Weiter ging es mit einer Spezial-Prüfung zum Thema Maximale Reichweite mit einer Tankfüllung. Diese hatte die weiße KTM verloren indem sie nur noch halb Gas angenommen hat. Also wurden bei Jan, Robin und mir die Tanks mit ein paar Litern Sprit aufgeüllt und zur nächsten Tankstelle gefahren. 

Weiter ging es durch die Wälder der Karpaten und entlang eines Stausees.
Unsere Mittagspause machten wir an einem sehr schönen Rastplatz im Wald.

Auf dem Weg zum heutigen Ziel kam die nächste Sonderprüfung: Bergrennstrecke mit extra breiten Straßen und Überholspuren! Einfach fantastisch!

Als letzte Sonderprüfung stand nochmals ein Reichweitentest auf dem Programm. Bis zur Unterkunft sind wir in den Grenzbereich der Reserve gefahren. Aber es ging kein Motor aus... 
Nun sind wir bei einer Pension bei welcher wir auch 2015 schon waren und Zelten wieder im Garten. 

Morgen geht es weiter durch Ungarn und in dir Slowakei.

























Einmal von Allem etwas bitte...

Heute war wirklich alles dabei!
Sonne, Regen, Bergauf, Bergab, Links, Rechts, Schotter, Asphalt und Wasserdurchfahrt!

Ein unglaublich abwechslungsreicher Tag geht in einer Herberge zu Ende, welche wir auf Gut Glück angesteuert haben.
Der Name Casa Rustica klang gut und es wurde noch besser als erwartet.
Die Zufahrt geht durch einen Fluss und der Besitzer ist totaler Offroad-Fan und hat uns super freundlich empfangen!
Obwohl alles ausgebucht war, hat er eine Hütte schnell in Ordnung gebracht und an uns vermietet.

Heute Morgen ging es vom Dracula Camping Platz erst etwas später los und das obwohl wir uns gegen Zelt und für die Hütte entschieden haben. 
Die Fahrt ging Richtung Süd-West mit dem Ziel Transalpina. Dabei mussten wir ein stark touristisch orientiertes Gebiet passieren, was bei Temperaturen von fast 30°C nicht so angenehm war.
Als wir diesen Abschnitt hinter uns hatten wurde die Fahrt wieder angenehmer und wir näherten uns dem Ziel.
Leider wurden wir auch heute im Gebirge vom Regen überrascht. Den ersten Schauer überbrückten wir mit der Mittagspause.
Vor dem Zweiten schlüpften wir in unsere Regenkombis und fuhren weiter.
Die Transalpina führte uns durch tiefe Waldgebiete und entlang großer Stauseen und eines Flusses. 
Es ging immer von einer Kurve zur Nächsten und am Ende kam die Sonne wieder raus und trocknete unsere Motorradkombis.
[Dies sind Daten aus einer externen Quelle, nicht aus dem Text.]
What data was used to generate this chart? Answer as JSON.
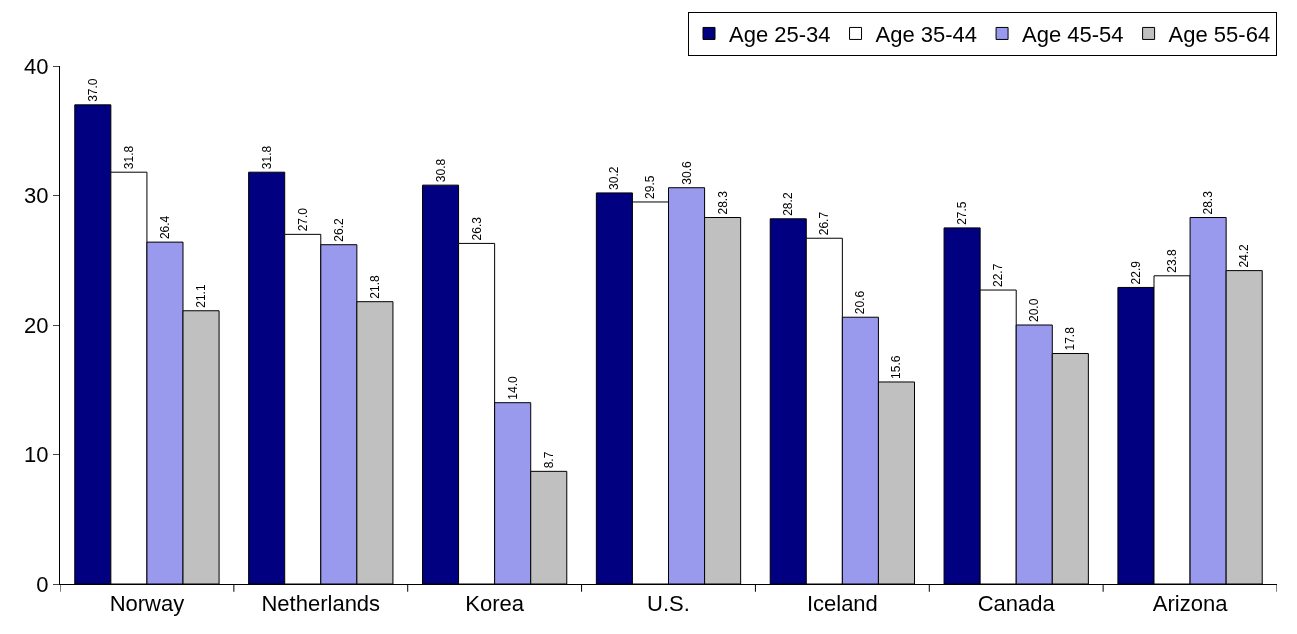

Die Suche nach einer Unterkunft führte uns in ein kleines abseitsgelegenes Dorf zur Casa Rustica Mada. Zunächst haben wir diese nicht gefunden, bis uns ein paar Bauern darauf hinwiesen, durch den Fluss zu fahren.
Und schon waren wir wieder nass! Aber es hat sich gelohnt und wir werden sicher noch einmal hierher kommen um eine der zahlreichen Off-Road Touren auszuprobieren.